In short, we do not want the pods with the client application to be located on the same nodes as the disks for data storage. The reason is simple: so the work of the Rook agents will not affect the application itself.

So, open the rook-ceph/values.yaml favorite editor and add the following block to the end:

 discover: toleration: NoExecute tolerationKey: node-role/storage agent: toleration: NoExecute tolerationKey: node-role/storage mountSecurityMode: Any

For each node reserved for data storage, add the corresponding taint:

 $ kubectl taint node ${NODE_NAME} node-role/storage="":NoExecute

After that set the helm-chart with the command:

 $ helm install --namespace ${ROOK_NAMESPACE} ./rook-ceph

Now you need to create a cluster and specify the location of the OSD :

 apiVersion: ceph.rook.io/v1 kind: CephCluster metadata: clusterName: "ceph" finalizers: - cephcluster.ceph.rook.io generation: 1 name: rook-ceph spec: cephVersion: image: ceph/ceph:v13 dashboard: enabled: true dataDirHostPath: /var/lib/rook/osd mon: allowMultiplePerNode: false count: 3 network: hostNetwork: true rbdMirroring: workers: 1 placement: all: tolerations: - key: node-role/storage operator: Exists storage: useAllNodes: false useAllDevices: false config: osdsPerDevice: "1" storeType: filestore resources: limits: memory: "1024Mi" requests: memory: "1024Mi" nodes: - name: host-1 directories: - path: "/mnt/osd" - name: host-2 directories: - path: "/mnt/osd" - name: host-3 directories: - path: "/mnt/osd"

Check the status of Ceph - expect to see HEALTH_OK :

 $ kubectl -n ${ROOK_NAMESPACE} exec $(kubectl -n ${ROOK_NAMESPACE} get pod -l app=rook-ceph-operator -o name -o jsonpath='{.items[0].metadata.name}') -- ceph -s

At the same time, we will check that the pods with the client application do not fall on the nodes reserved for Ceph:

 $ kubectl -n ${APPLICATION_NAMESPACE} get pods -o custom-columns=NAME:.metadata.name,NODE:.spec.nodeName

Further optional components are customized.
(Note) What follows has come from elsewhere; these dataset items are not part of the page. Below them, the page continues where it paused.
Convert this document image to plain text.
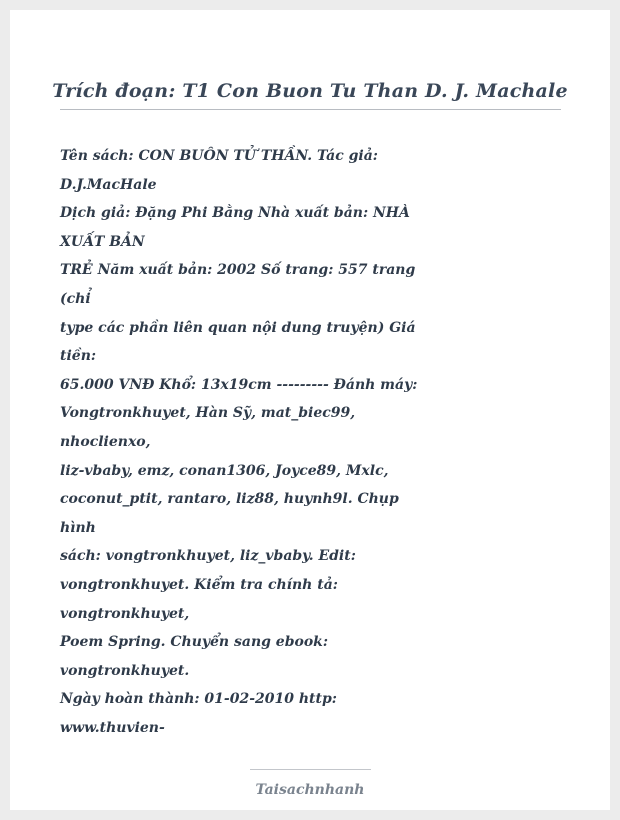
Trích đoạn: T1 Con Buon Tu Than D. J. Machale
Tên sách: CON BUÔN TỬ THẦN. Tác giả:
D.J.MacHale
Dịch giả: Đặng Phi Bằng Nhà xuất bản: NHÀ
XUẤT BẢN
TRẺ Năm xuất bản: 2002 Số trang: 557 trang
(chỉ
type các phần liên quan nội dung truyện) Giá
tiền:
65.000 VNĐ Khổ: 13x19cm --------- Đánh máy:
Vongtronkhuyet, Hàn Sỹ, mat_biec99,
nhoclienxo,
liz-vbaby, emz, conan1306, Joyce89, Mxlc,
coconut_ptit, rantaro, liz88, huynh9l. Chụp
hình
sách: vongtronkhuyet, liz_vbaby. Edit:
vongtronkhuyet. Kiểm tra chính tả:
vongtronkhuyet,
Poem Spring. Chuyển sang ebook:
vongtronkhuyet.
Ngày hoàn thành: 01-02-2010 http:
www.thuvien-
Taisachnhanh
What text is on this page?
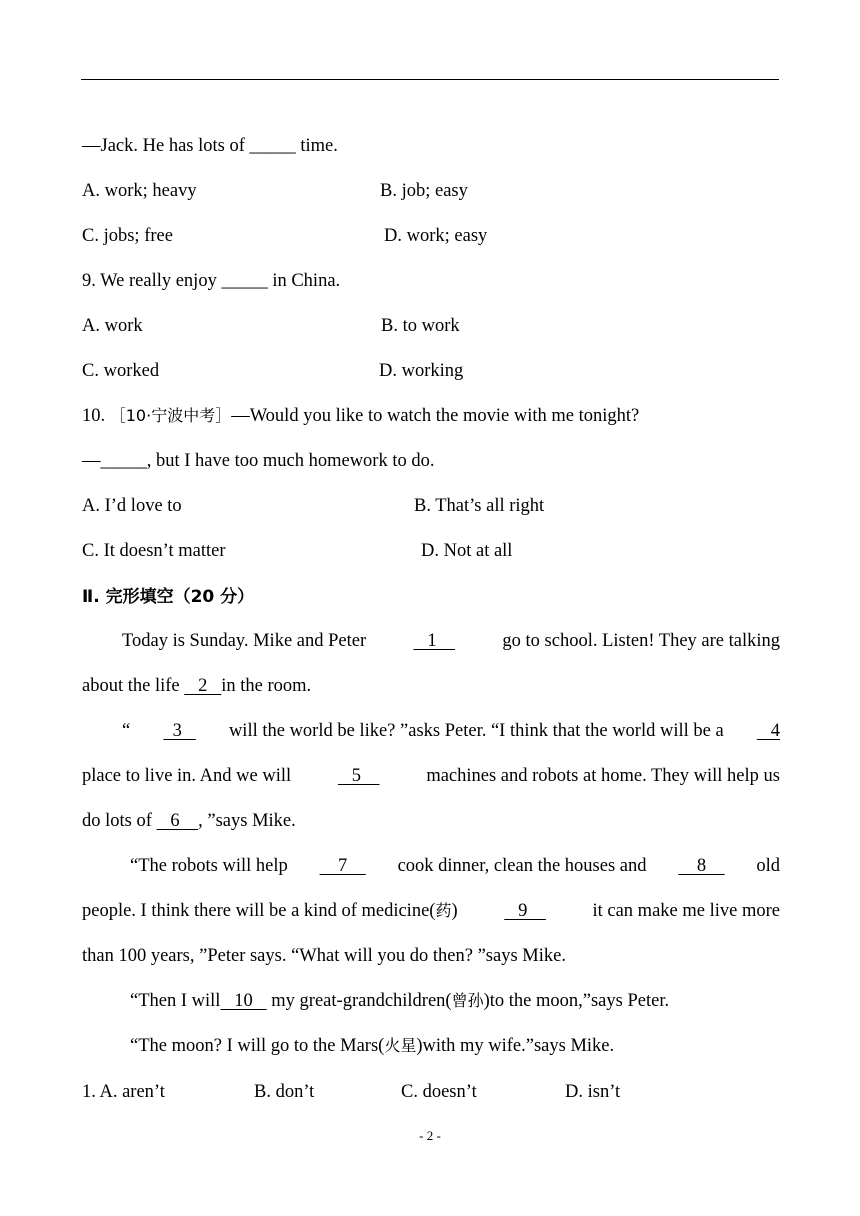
—Jack. He has lots of _____ time.
A. work; heavy	B. job; easy
C. jobs; free	D. work; easy
9. We really enjoy _____ in China.
A. work	B. to work
C. worked	D. working
10. ［10·宁波中考］—Would you like to watch the movie with me tonight?
—_____, but I have too much homework to do.
A. I’d love to	B. That’s all right
C. It doesn’t matter	D. Not at all
Ⅱ. 完形填空（20 分）
Today is Sunday. Mike and Peter	1	go to school. Listen! They are talking
about the life    2   in the room.
“ 3 will the world be like? ”asks Peter. “I think that the world will be a 4
place to live in. And we will	5	machines and robots at home. They will help us
do lots of    6    , ”says Mike.
“The robots will help 7 cook dinner, clean the houses and 8 old
people. I think there will be a kind of medicine(药)	9	it can make me live more
than 100 years, ”Peter says. “What will you do then? ”says Mike.
“Then I will   10    my great-grandchildren(曾孙)to the moon,”says Peter.
“The moon? I will go to the Mars(火星)with my wife.”says Mike.
1. A. aren’t	B. don’t	C. doesn’t	D. isn’t
- 2 -
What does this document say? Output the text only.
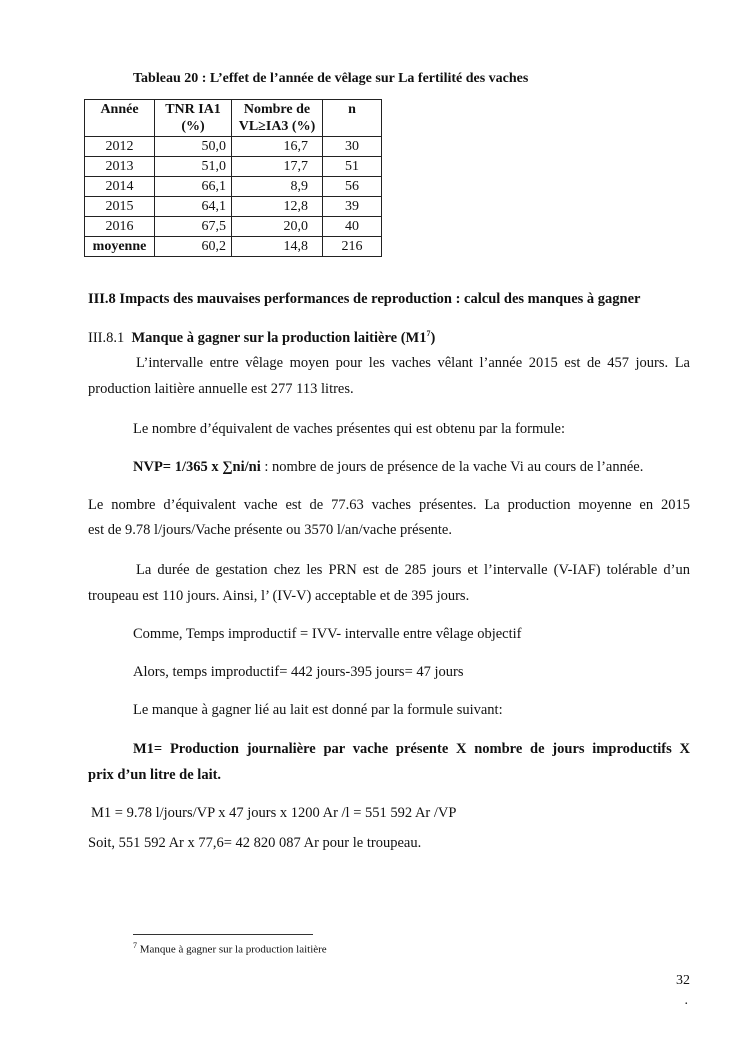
Tableau 20 : L’effet de l’année de vêlage sur La fertilité des vaches
Année	TNR IA1 (%)	Nombre de VL≥IA3 (%)	n
2012	50,0	16,7	30
2013	51,0	17,7	51
2014	66,1	8,9	56
2015	64,1	12,8	39
2016	67,5	20,0	40
moyenne	60,2	14,8	216
III.8 Impacts des mauvaises performances de reproduction : calcul des manques à gagner
III.8.1 Manque à gagner sur la production laitière $(M1^7)$
L’intervalle entre vêlage moyen pour les vaches vêlant l’année 2015 est de 457 jours. La
production laitière annuelle est 277 113 litres.
Le nombre d’équivalent de vaches présentes qui est obtenu par la formule:
NVP= 1/365 x ∑ni/ni : nombre de jours de présence de la vache Vi au cours de l’année.
Le nombre d’équivalent vache est de 77.63 vaches présentes. La production moyenne en 2015
est de 9.78 l/jours/Vache présente ou 3570 l/an/vache présente.
La durée de gestation chez les PRN est de 285 jours et l’intervalle (V-IAF) tolérable d’un
troupeau est 110 jours. Ainsi, l’ (IV-V) acceptable et de 395 jours.
Comme, Temps improductif = IVV- intervalle entre vêlage objectif
Alors, temps improductif= 442 jours-395 jours= 47 jours
Le manque à gagner lié au lait est donné par la formule suivant:
M1= Production journalière par vache présente X nombre de jours improductifs X
prix d’un litre de lait.
M1 = 9.78 l/jours/VP x 47 jours x 1200 Ar /l = 551 592 Ar /VP
Soit, 551 592 Ar x 77,6= 42 820 087 Ar pour le troupeau.
$^7$ Manque à gagner sur la production laitière
32
.
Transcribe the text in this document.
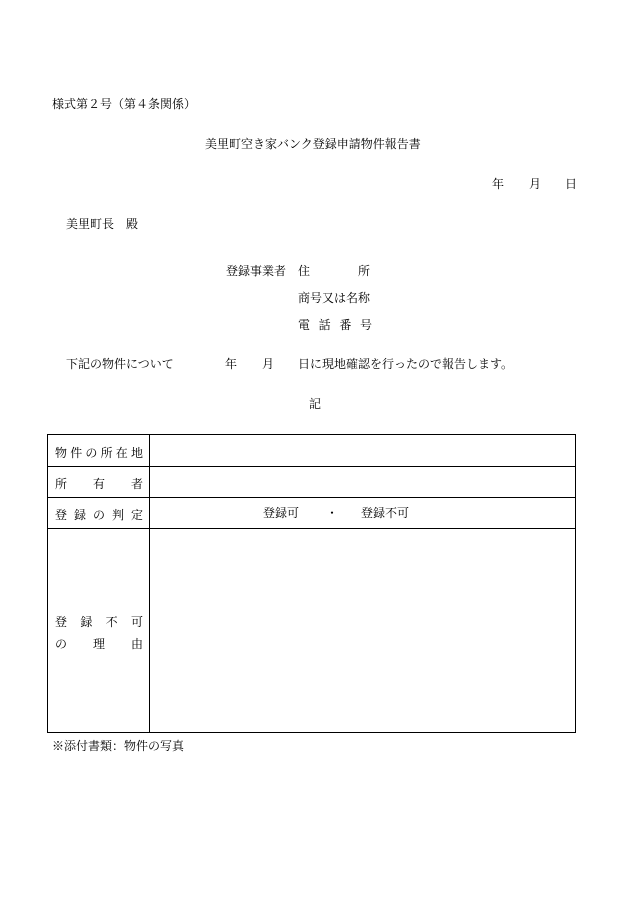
様式第２号（第４条関係）
美里町空き家バンク登録申請物件報告書
年 月 日
美里町長　殿
登録事業者 住	所
商号又は名称
電 話 番 号
下記の物件について	年 月 日に現地確認を行ったので報告します。
記
物 件 の 所 在 地
所 有 者
登 録 の 判 定	登録可 ・ 登録不可
登 録 不 可
の 理 由
※添付書類：物件の写真
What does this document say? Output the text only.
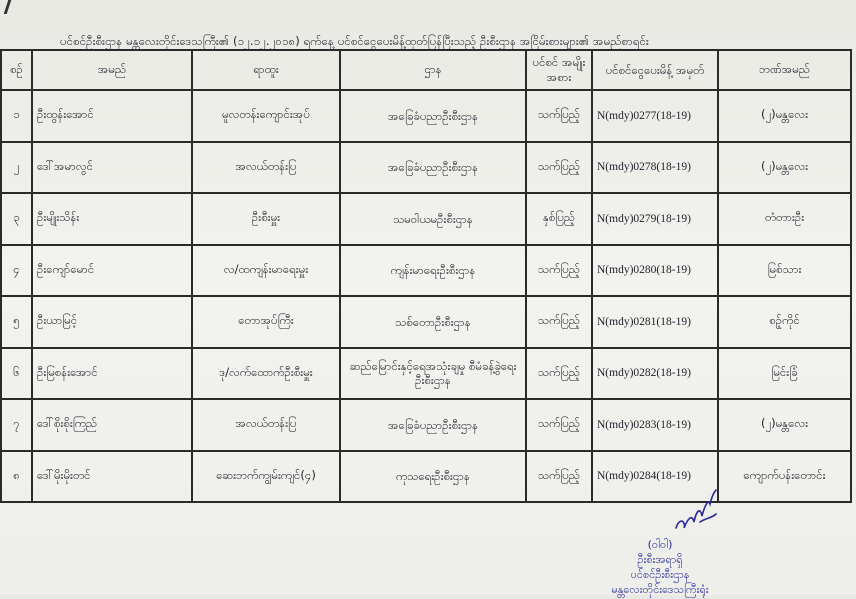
ပင်စင်ဦးစီးဌာန မန္တလေးတိုင်းဒေသကြီး၏ (၁၂.၁၂.၂၀၁၈) ရက်နေ့ ပင်စင်ငွေပေးမိန့်ထုတ်ပြန်ပြီးသည့် ဦးစီးဌာန အငြိမ်းစားများ၏ အမည်စာရင်း
စဉ်	အမည်	ရာထူး	ဌာန	ပင်စင် အမျိုးအစား	ပင်စင်ငွေပေးမိန့် အမှတ်	ဘဏ်အမည်
၁	ဦးထွန်းအောင်	မူလတန်းကျောင်းအုပ်	အခြေခံပညာဦးစီးဌာန	သက်ပြည့်	N(mdy)0277(18-19)	(၂)မန္တလေး
၂	ဒေါ်အမာလွင်	အလယ်တန်းပြ	အခြေခံပညာဦးစီးဌာန	သက်ပြည့်	N(mdy)0278(18-19)	(၂)မန္တလေး
၃	ဦးမျိုးသိန်း	ဦးစီးမှူး	သမဝါယမဦးစီးဌာန	နှစ်ပြည့်	N(mdy)0279(18-19)	တံတားဦး
၄	ဦးကျော်မောင်	လ/ထကျန်းမာရေးမှူး	ကျန်းမာရေးဦးစီးဌာန	သက်ပြည့်	N(mdy)0280(18-19)	မြစ်သား
၅	ဦးယာမြင့်	တောအုပ်ကြီး	သစ်တောဦးစီးဌာန	သက်ပြည့်	N(mdy)0281(18-19)	စဉ့်ကိုင်
၆	ဦးမြစန်းအောင်	ဒု/လက်ထောက်ဦးစီးမှူး	ဆည်မြောင်းနှင့်ရေအသုံးချမှု စီမံခန့်ခွဲရေးဦးစီးဌာန	သက်ပြည့်	N(mdy)0282(18-19)	မြင်းခြံ
၇	ဒေါ်စိုးစိုးကြည်	အလယ်တန်းပြ	အခြေခံပညာဦးစီးဌာန	သက်ပြည့်	N(mdy)0283(18-19)	(၂)မန္တလေး
၈	ဒေါ်မိုးမိုးတင်	ဆေးဘက်ကျွမ်းကျင်(၄)	ကုသရေးဦးစီးဌာန	သက်ပြည့်	N(mdy)0284(18-19)	ကျောက်ပန်းတောင်း
(ဝါဝါ)
ဦးစီးအရာရှိ
ပင်စင်ဦးစီးဌာန
မန္တလေးတိုင်းဒေသကြီးရုံး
More information about them is specified in the documentation . For administration, we strongly recommend installing a dashboard and toolbox.

Rook'i-hooks: Is Rook enough for everything?

As you can see, the development of Rook is in full swing. But there are still problems that do not allow us to completely abandon the manual configuration of Ceph:

No Rook driver can export metrics for using mounted blocks, which deprives us of monitoring.
Flexvolume and CSI cannot resize volumes (unlike RBD), so Rook loses a useful (and sometimes critical!) Tool.
Rook is still not as flexible as regular Ceph. If we want to configure the CephFS metadata pool to be stored on the SSD, and the data itself on the HDD, we will need to manually register separate groups of devices in CRUSH maps.
Despite the fact that the rook-ceph-operator is considered stable, at the moment there are certain problems when upgrading Ceph from version 13 to 14.

findings

“Now Rook is closed from the outside world with pawns, but we believe that one day she will play a decisive role in the game!” (The quotation was invented specifically for this article)

The Rook project, undoubtedly, won our hearts - we believe that [with all its pluses and minuses] it definitely deserves your attention.

Our future plans boil down to making the rook-ceph a module for an addon-operator , which will make its use in our many Kubernetes clusters even easier and more convenient.